Hun onenigheid over het primaat van het denken versus die van het ‘zijn’ verhindert dus niet dat liberale idealisten en marxistische materialisten dezelfde waarheidsretoriek cultiveren, waarin het eigen perspectief als het enig mogelijke wordt geponeerd. Maar juist door te breken met het Verlichtingsfundamentalisme,van zowel idealisme en materialisme, kunnen we een positie bereiken die niet alleen voorbijgaat aan de schijntegenstelling tussen hen, maar die ook het gelijk van beide opvattingen op een positieve manier verdisconteert. De werkelijkheid is alleen voor ons toegankelijk via interpretaties en definities die zelf weer werkelijkheid scheppen. Vanwege die circulaire, performatieve relatie is geen enkel perspectief op voorhand geprivilegieerd. Inzicht in dit ‘constructivistische’ karakter van de werkelijkheid relativeert alle laatste gronden van feitelijkheid, waarheid en objectiviteit. Religieuze openbaringswaarheden, noch empirisch-wetenschappelijke waarheden kunnen zich voortaan op die laatste fundamenten beroepen.

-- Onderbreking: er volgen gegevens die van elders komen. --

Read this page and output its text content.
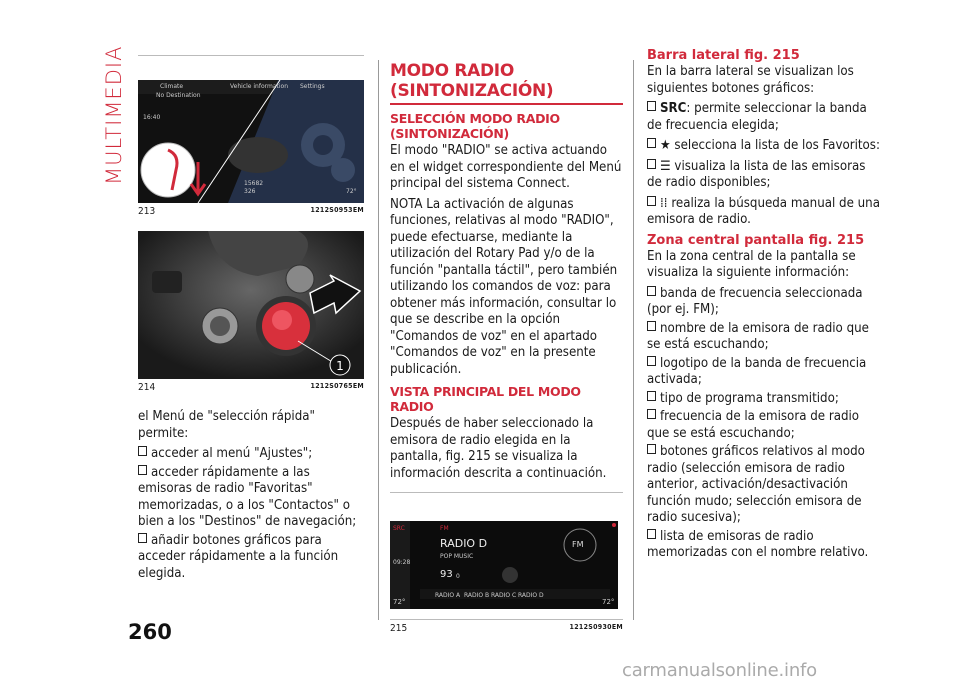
MULTIMEDIA	Climate	Vehicle information Settings
No Destination
16:40
15682
326	72°
213	1212S0953EM
1
214	1212S0765EM

el Menú de "selección rápida" permite:

acceder al menú "Ajustes";
acceder rápidamente a las emisoras de radio "Favoritas" memorizadas, o a los "Contactos" o bien a los "Destinos" de navegación;
añadir botones gráficos para acceder rápidamente a la función elegida.
MODO RADIO (SINTONIZACIÓN)
SELECCIÓN MODO RADIO (SINTONIZACIÓN)

El modo "RADIO" se activa actuando en el widget correspondiente del Menú principal del sistema Connect.

NOTA La activación de algunas funciones, relativas al modo "RADIO", puede efectuarse, mediante la utilización del Rotary Pad y/o de la función "pantalla táctil", pero también utilizando los comandos de voz: para obtener más información, consultar lo que se describe en la opción "Comandos de voz" en el apartado "Comandos de voz" en la presente publicación.

VISTA PRINCIPAL DEL MODO RADIO

Después de haber seleccionado la emisora de radio elegida en la pantalla, fig. 215 se visualiza la información descrita a continuación.

SRC
09:28
72°
FM
RADIO D
POP MUSIC
93 0
FM
RADIO A RADIO B RADIO C RADIO D
72°
215	1212S0930EM
Barra lateral fig. 215

En la barra lateral se visualizan los siguientes botones gráficos:

SRC: permite seleccionar la banda de frecuencia elegida;
★ selecciona la lista de los Favoritos:
☰ visualiza la lista de las emisoras de radio disponibles;
⁞⁞ realiza la búsqueda manual de una emisora de radio.
Zona central pantalla fig. 215

En la zona central de la pantalla se visualiza la siguiente información:

banda de frecuencia seleccionada (por ej. FM);
nombre de la emisora de radio que se está escuchando;
logotipo de la banda de frecuencia activada;
tipo de programa transmitido;
frecuencia de la emisora de radio que se está escuchando;
botones gráficos relativos al modo radio (selección emisora de radio anterior, activación/desactivación función mudo; selección emisora de radio sucesiva);
lista de emisoras de radio memorizadas con el nombre relativo.
260
carmanualsonline.info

Dit principiële antifundamentalisme biedt een opening voor een nieuwe religiekritiek die radicaler is dan die van marxisten en secularistische liberalen, omdat het ook aanstoot neemt aan de religieuze resten die schuilen in beider wetenschapsgeloof. In dit opzicht is de Verlichting simpelweg van links naar rechts verhuisd, zonder haar rationalistische zekerheden, haar utopische opvoedkunde en overspannen maakbaarheidspretenties prijs te geven. Zij treedt bij voorkeur op in de simplistische gedaante van het wetenschappelijke atheïsme: ooit een privilege van marxistisch links. In feite wordt daarmee de meest onverdraagzame en fundamentalistische variant van het Verlichtingsdenken uitgeroepen tot de meest betekenisvolle kern ervan. Alle godsdienst is bijgeloof. God bestaat niet. Religieus bijgeloof is de oorzaak van alle maatschappelijke stagnatie, onderdrukking en ellende.

Zelfkant
Hoe kan links de door rechts gekaapte Verlichting heroveren? Dat vergt allereerst dat we de veelkleurigheid en inwendige tegenstrijdigheid van het Verlichtingsdenken opnieuw in ere herstellen. Ook de zelfkant (de beruchte ‘dialectiek’) van de Verlichting komt dan weer in beeld: de historische erfenis van intellectueel terrorisme en totalitaire politieke onderdrukking. ‘Het blijft een verontrustende paradox’, aldus de liberale theoloog McGrath in The Twilight of Atheism (2004), ‘dat sommige vormen van intolerantie en geweld afkomstig waren van degenen die geloofden dat godsdienst de belangrijkste oorzaak was van intolerantie en geweld.’ Ten tweede moeten juist de antifundamentalistische, relativistische elementen in de Verlichtingstraditie opnieuw worden benadrukt. De meest vruchtbare erfenis van de klassieke Verlichting is immers niet de hang naar zekerheid en objectiviteit, maar de moed om te twijfelen: het vermogen tot relativering en het radicale perspectivisme dat daaruit voortvloeit. In deze Verlichting staan niet de gronden maar de grenzen van de kennis centraal. De dwang van een rationele of empirische bewijsvoering heeft hier minder overtuigingskracht dan de onzekerheid van het pluralisme en de radicale reflexiviteit.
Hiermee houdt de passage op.